Catholicism makes us smarter.

Catholicism makes us smarter. Each human’s thinking ability is limited by faith. Simple societies who believe in simple deities are wrong about many things. Very primitive societies do not even have words for numbers higher than three or four.

The other side likes ignorance because it keeps people operating at levels useful to them. They want people to believe, for instance, that government is their friend. It’s easier to collect taxes from people who think that.

Those who believe in the state violate the First Commandment, believing that something is more important than God. Their minds can see neither past failures and the inevitability of future failures. Violating the First Commandment destroys the ability to recognize cause and effect, keeping disobedient minds from truth.

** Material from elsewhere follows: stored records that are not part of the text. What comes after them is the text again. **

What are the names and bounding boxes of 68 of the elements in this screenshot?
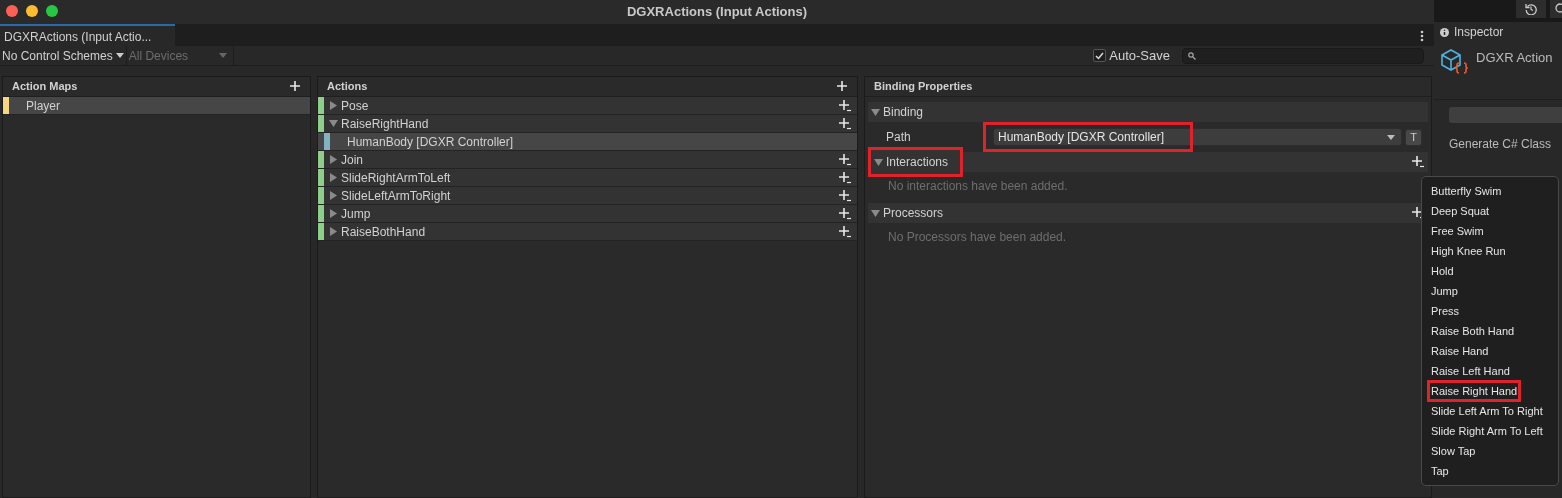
- empty-message: No interactions have been added.: [887, 178, 1069, 195]
- expand-arrow-icon[interactable]: [329, 209, 338, 218]
- add-binding-icon[interactable]: [1412, 156, 1424, 168]
- add-binding-icon[interactable]: [839, 189, 851, 202]
- action-item[interactable]: Jump: [341, 204, 371, 223]
- minimize-button[interactable]: [26, 5, 38, 17]
- field-label: Path: [885, 129, 912, 146]
- panel-header: Action Maps: [12, 79, 78, 95]
- menu-item[interactable]: Hold: [1430, 262, 1455, 280]
- add-binding-icon[interactable]: [1412, 207, 1424, 219]
- menu-item[interactable]: Raise Right Hand: [1427, 379, 1522, 403]
- auto-save-checkbox[interactable]: [1093, 49, 1107, 62]
- action-item[interactable]: Pose: [341, 96, 369, 115]
- menu-item[interactable]: Deep Squat: [1430, 202, 1491, 220]
- menu-item[interactable]: Raise Hand: [1430, 342, 1490, 360]
- more-options-icon[interactable]: [1420, 30, 1424, 42]
- menu-item[interactable]: Slide Left Arm To Right: [1430, 402, 1544, 420]
- zoom-button[interactable]: [46, 5, 58, 17]
- panel-header: Binding Properties: [874, 79, 973, 95]
- expand-arrow-icon[interactable]: [329, 191, 338, 200]
- check-icon: [1095, 51, 1105, 60]
- window-title: DGXRActions (Input Actions): [626, 3, 808, 22]
- menu-item[interactable]: Tap: [1430, 462, 1450, 480]
- menu-item[interactable]: Press: [1430, 302, 1461, 320]
- expand-arrow-icon[interactable]: [329, 227, 338, 236]
- add-binding-icon[interactable]: [839, 99, 851, 112]
- dropdown-arrow-icon: [115, 53, 124, 58]
- menu-item[interactable]: Butterfly Swim: [1430, 182, 1503, 200]
- add-binding-icon[interactable]: [839, 171, 851, 184]
- menu-item[interactable]: Slow Tap: [1430, 442, 1477, 460]
- asset-name: DGXR Action: [1476, 49, 1553, 67]
- action-item[interactable]: Join: [341, 150, 363, 169]
- path-dropdown[interactable]: HumanBody [DGXR Controller]: [993, 128, 1402, 146]
- binding-item[interactable]: HumanBody [DGXR Controller]: [318, 133, 857, 151]
- close-button[interactable]: [6, 5, 18, 17]
- asset-icon: [1440, 48, 1468, 76]
- collapse-arrow-icon[interactable]: [329, 119, 338, 128]
- menu-item[interactable]: Jump: [1430, 282, 1459, 300]
- window-tab[interactable]: DGXRActions (Input Actio...: [0, 24, 175, 46]
- menu-item[interactable]: Slide Right Arm To Left: [1430, 422, 1544, 440]
- text-mode-button[interactable]: T: [1405, 128, 1422, 146]
- expand-arrow-icon[interactable]: [329, 101, 338, 110]
- action-item[interactable]: RaiseBothHand: [341, 222, 426, 241]
- menu-item[interactable]: Free Swim: [1430, 222, 1485, 240]
- option-label: Generate C# Class: [1449, 136, 1553, 153]
- empty-message: No Processors have been added.: [887, 229, 1068, 246]
- action-item[interactable]: RaiseRightHand: [341, 114, 429, 133]
- menu-item[interactable]: Raise Left Hand: [1430, 362, 1511, 380]
- add-binding-icon[interactable]: [839, 207, 851, 220]
- dropdown-arrow-icon: [1387, 134, 1395, 140]
- expand-arrow-icon[interactable]: [329, 173, 338, 182]
- add-binding-icon[interactable]: [839, 225, 851, 238]
- auto-save-label: Auto-Save: [1109, 46, 1170, 65]
- add-binding-icon[interactable]: [839, 153, 851, 166]
- add-binding-icon[interactable]: [839, 117, 851, 130]
- menu-item[interactable]: Raise Both Hand: [1430, 322, 1516, 340]
- add-icon[interactable]: [290, 80, 302, 93]
- control-scheme-dropdown[interactable]: No Control Schemes: [0, 45, 126, 66]
- menu-item[interactable]: High Knee Run: [1430, 242, 1507, 260]
- panel-header: Actions: [327, 79, 368, 95]
- search-field[interactable]: [1182, 47, 1424, 64]
- action-map-item[interactable]: Player: [3, 97, 310, 115]
- info-icon: [1440, 27, 1449, 37]
- expand-arrow-icon[interactable]: [329, 155, 338, 164]
- add-icon[interactable]: [837, 80, 849, 93]
- history-icon[interactable]: [1525, 3, 1537, 15]
- section-header[interactable]: Interactions: [868, 147, 964, 177]
- dropdown-arrow-icon: [218, 53, 227, 58]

Similarly, those driven by lust cannot comprehend how the mind is freed by chastity.

Lust destroys morals. First, the mind is disordered, then destroyed by sin made manifest in the many sexually transmitted diseases.

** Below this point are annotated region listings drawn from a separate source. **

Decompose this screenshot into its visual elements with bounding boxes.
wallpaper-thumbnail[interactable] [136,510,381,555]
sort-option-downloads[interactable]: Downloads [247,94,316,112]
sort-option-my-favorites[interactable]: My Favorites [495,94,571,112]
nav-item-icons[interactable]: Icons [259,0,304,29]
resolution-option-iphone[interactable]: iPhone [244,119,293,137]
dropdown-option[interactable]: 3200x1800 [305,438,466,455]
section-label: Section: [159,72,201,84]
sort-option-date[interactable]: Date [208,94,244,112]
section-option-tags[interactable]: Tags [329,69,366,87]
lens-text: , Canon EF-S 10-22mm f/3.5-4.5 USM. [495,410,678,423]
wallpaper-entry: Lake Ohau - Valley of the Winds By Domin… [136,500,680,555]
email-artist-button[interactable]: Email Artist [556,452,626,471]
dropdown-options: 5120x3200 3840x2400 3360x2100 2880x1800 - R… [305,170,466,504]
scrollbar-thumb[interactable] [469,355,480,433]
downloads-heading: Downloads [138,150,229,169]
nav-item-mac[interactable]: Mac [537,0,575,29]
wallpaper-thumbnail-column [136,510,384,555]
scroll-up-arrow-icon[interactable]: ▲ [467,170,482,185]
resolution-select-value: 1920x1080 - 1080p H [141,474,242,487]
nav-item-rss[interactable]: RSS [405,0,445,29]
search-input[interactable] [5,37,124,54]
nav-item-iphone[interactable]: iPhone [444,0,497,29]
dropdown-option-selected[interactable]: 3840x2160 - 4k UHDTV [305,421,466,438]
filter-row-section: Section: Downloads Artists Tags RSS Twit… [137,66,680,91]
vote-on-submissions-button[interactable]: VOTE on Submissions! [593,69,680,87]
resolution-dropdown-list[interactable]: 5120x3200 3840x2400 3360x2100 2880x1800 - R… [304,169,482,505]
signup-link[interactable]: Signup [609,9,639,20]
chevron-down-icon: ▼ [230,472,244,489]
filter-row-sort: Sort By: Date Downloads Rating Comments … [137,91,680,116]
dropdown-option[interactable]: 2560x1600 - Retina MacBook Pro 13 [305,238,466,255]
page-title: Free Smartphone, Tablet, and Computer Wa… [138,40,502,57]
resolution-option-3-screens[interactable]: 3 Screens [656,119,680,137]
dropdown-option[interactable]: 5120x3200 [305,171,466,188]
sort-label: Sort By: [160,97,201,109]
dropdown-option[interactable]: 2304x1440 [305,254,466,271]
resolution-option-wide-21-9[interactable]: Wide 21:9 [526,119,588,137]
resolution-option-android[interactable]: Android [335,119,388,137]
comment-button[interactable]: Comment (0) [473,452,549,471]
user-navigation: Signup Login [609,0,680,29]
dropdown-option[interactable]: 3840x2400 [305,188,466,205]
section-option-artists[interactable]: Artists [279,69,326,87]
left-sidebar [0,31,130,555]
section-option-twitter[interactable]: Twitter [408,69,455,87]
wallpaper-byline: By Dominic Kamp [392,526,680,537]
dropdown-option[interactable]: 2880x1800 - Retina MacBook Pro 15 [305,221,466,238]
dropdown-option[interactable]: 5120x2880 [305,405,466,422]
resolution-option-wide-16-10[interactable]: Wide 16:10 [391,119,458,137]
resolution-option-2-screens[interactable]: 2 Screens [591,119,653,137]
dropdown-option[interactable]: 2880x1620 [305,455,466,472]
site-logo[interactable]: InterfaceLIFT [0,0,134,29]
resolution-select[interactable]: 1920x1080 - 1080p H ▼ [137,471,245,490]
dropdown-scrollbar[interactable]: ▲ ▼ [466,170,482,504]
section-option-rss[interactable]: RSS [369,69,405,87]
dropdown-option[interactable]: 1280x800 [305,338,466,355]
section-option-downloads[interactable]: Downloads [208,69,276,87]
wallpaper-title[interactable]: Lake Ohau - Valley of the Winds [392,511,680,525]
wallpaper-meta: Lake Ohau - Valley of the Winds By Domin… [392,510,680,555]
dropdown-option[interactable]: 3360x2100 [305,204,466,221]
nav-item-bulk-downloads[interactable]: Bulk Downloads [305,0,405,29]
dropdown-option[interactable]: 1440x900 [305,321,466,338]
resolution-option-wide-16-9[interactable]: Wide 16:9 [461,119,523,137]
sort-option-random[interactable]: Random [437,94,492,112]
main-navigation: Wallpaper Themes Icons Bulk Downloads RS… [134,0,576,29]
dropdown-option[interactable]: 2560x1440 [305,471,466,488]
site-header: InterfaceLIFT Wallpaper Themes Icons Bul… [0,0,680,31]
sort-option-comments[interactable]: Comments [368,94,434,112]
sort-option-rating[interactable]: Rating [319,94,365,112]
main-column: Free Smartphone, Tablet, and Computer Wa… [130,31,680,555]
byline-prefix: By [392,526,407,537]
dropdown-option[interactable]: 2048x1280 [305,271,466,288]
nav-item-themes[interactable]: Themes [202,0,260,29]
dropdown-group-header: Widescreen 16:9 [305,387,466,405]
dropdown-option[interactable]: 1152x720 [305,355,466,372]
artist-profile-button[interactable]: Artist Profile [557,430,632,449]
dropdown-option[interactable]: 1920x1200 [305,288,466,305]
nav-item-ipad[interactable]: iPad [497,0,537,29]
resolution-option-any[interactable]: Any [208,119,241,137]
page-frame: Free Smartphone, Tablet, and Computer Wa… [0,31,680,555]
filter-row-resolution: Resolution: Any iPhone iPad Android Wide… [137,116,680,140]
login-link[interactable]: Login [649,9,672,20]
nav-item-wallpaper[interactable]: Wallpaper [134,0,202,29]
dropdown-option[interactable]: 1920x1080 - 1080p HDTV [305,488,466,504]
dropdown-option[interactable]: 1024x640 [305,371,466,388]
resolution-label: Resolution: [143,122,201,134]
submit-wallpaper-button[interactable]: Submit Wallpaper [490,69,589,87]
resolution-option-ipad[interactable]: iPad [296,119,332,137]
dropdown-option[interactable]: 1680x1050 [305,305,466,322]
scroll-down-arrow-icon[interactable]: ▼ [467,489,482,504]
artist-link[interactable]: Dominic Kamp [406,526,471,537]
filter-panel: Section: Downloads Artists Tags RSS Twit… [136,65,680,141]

Despite the worldly belief that IQ is the mental age divided by the chronological age,

(how many really know it’s not the other way around?) intelligence actually equals closeness to God in thought, word, and deed.

The largest and oldest of the Christian denominations is the closest to God and Scripture, and, therefore, produces the smartest people. Oddly, those who are outside that faith are thought to be brighter than the saints most deeply into it. Isaac Newton, for instance, is thought by the worldly to be smarter than St. Thomas Aquinas. Karl Marx is thought to know more about politics than St. Augustine, whose City of God is certainly a better place to live than Marx’s fallen paradises.